Many systems are designed for portability across the fleet, an important feature for both retailers and their grower-customers.
Switch kits allow easy transfer of AutoFarm’s systems across brands, says Joe Robertson, manager of communications. The Lock ‘n Roll mechanism of its OnTrac2 Assisted Steering clamps onto a vehicle’s steering wheel, and can be easily moved onto other machines. The ParaDyme roof module slides right off the roof rack, the controller is disconnected, and the pair are ready to transfer.
Jeff Bentley, Ag Leader’s GPS, guidance, and steering sales manager, adds that the ParaDyme system paired with Ag Leader’s Integra or Edge display can be moved in minutes, especially for vehicles with a steering kit already installed.
The fixed roof antennas required by Leica’s mojoRTK and mojoGLIDE can be moved, although it takes a little time, says Leica’s Little. The company offers an optional switch kit that contains all the necessary components for seamless transferability, along with the original portable RTK base station. The mojoMINI can be easily moved between field and on-road vehicles.
Raven Industries’ SmarTrax has portable parts, while SmartSteer has a mechanical drive option that attaches to the steering wheel and is moved simply between machines. “The nice thing about SmartSteer is the fact that you don’t have to remove the steering wheel to install or move it,” says Ryan Molitor, marketing manager, Applied Technology Division. The company’s new Slingshot allows operators to access RTK and other high accuracy correction signals, whether using Raven or non-Raven hardware.

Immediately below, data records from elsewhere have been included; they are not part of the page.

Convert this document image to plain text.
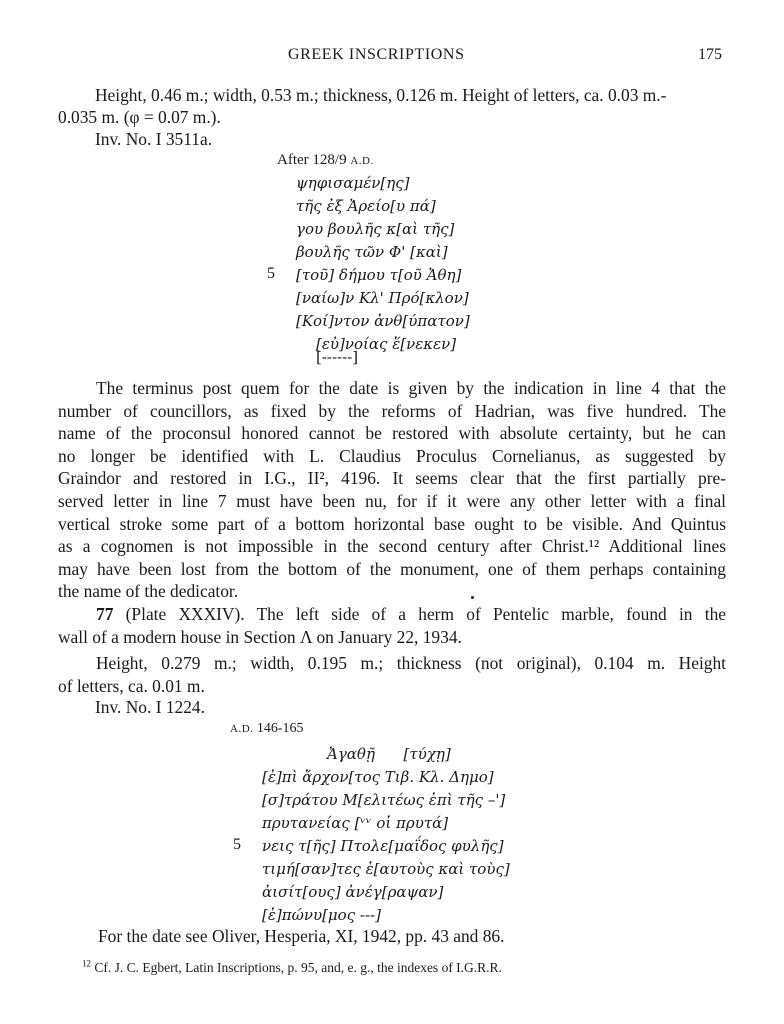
GREEK INSCRIPTIONS	175
Height, 0.46 m.; width, 0.53 m.; thickness, 0.126 m. Height of letters, ca. 0.03 m.-
0.035 m. (φ = 0.07 m.).
Inv. No. I 3511a.
After 128/9 A.D.
ψηφισαμέν[ης]
τῆς ἐξ Ἀρείο[υ πά]
γου βουλῆς κ[αὶ τῆς]
βουλῆς τῶν Φ' [καὶ]
5 [τοῦ] δήμου τ[οῦ Ἀθη]
[ναίω]ν Κλ' Πρό[κλον]
[Κοί]ντον ἀνθ[ύπατον]
[εὐ]νοίας ἕ[νεκεν]
[------]
The terminus post quem for the date is given by the indication in line 4 that the
number of councillors, as fixed by the reforms of Hadrian, was five hundred. The
name of the proconsul honored cannot be restored with absolute certainty, but he can
no longer be identified with L. Claudius Proculus Cornelianus, as suggested by
Graindor and restored in I.G., II², 4196. It seems clear that the first partially pre-
served letter in line 7 must have been nu, for if it were any other letter with a final
vertical stroke some part of a bottom horizontal base ought to be visible. And Quintus
as a cognomen is not impossible in the second century after Christ.¹² Additional lines
may have been lost from the bottom of the monument, one of them perhaps containing
the name of the dedicator.
77 (Plate XXXIV). The left side of a herm of Pentelic marble, found in the
wall of a modern house in Section Λ on January 22, 1934.
Height, 0.279 m.; width, 0.195 m.; thickness (not original), 0.104 m. Height
of letters, ca. 0.01 m.
Inv. No. I 1224.
A.D. 146-165
Ἀγαθῇ      [τύχῃ]
[ἐ]πὶ ἄρχον[τος Τιβ. Κλ. Δημο]
[σ]τράτου Μ[ελιτέως ἐπὶ τῆς –']
πρυτανείας [ᵛᵛ οἱ πρυτά]
5 νεις τ[ῆς] Πτολε[μαΐδος φυλῆς]
τιμή[σαν]τες ἑ[αυτοὺς καὶ τοὺς]
ἀισίτ[ους] ἀνέγ[ραψαν]
[ἐ]πώνυ[μος ---]
For the date see Oliver, Hesperia, XI, 1942, pp. 43 and 86.
$^{12}$ Cf. J. C. Egbert, Latin Inscriptions, p. 95, and, e. g., the indexes of I.G.R.R.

While the hydraulic valve of TeeJet‘s FieldPilot is not portable, a second hydraulic and cable kit can be purchased and installed in another machine. “This allows the operator to simply move the console and steering control module — the two expensive parts of the system — from one machine to another for quick portability,” says Rich Gould, vice president and guidance business manager.
All of Topcon’s systems are portable and easy to transfer between machines, including the AES-25, Cobb says. It’s more practical to leave wiring harnesses and control units in place, especially on higher end systems, so duplicate harnesses are typically installed on other machines where the controllers will be moved.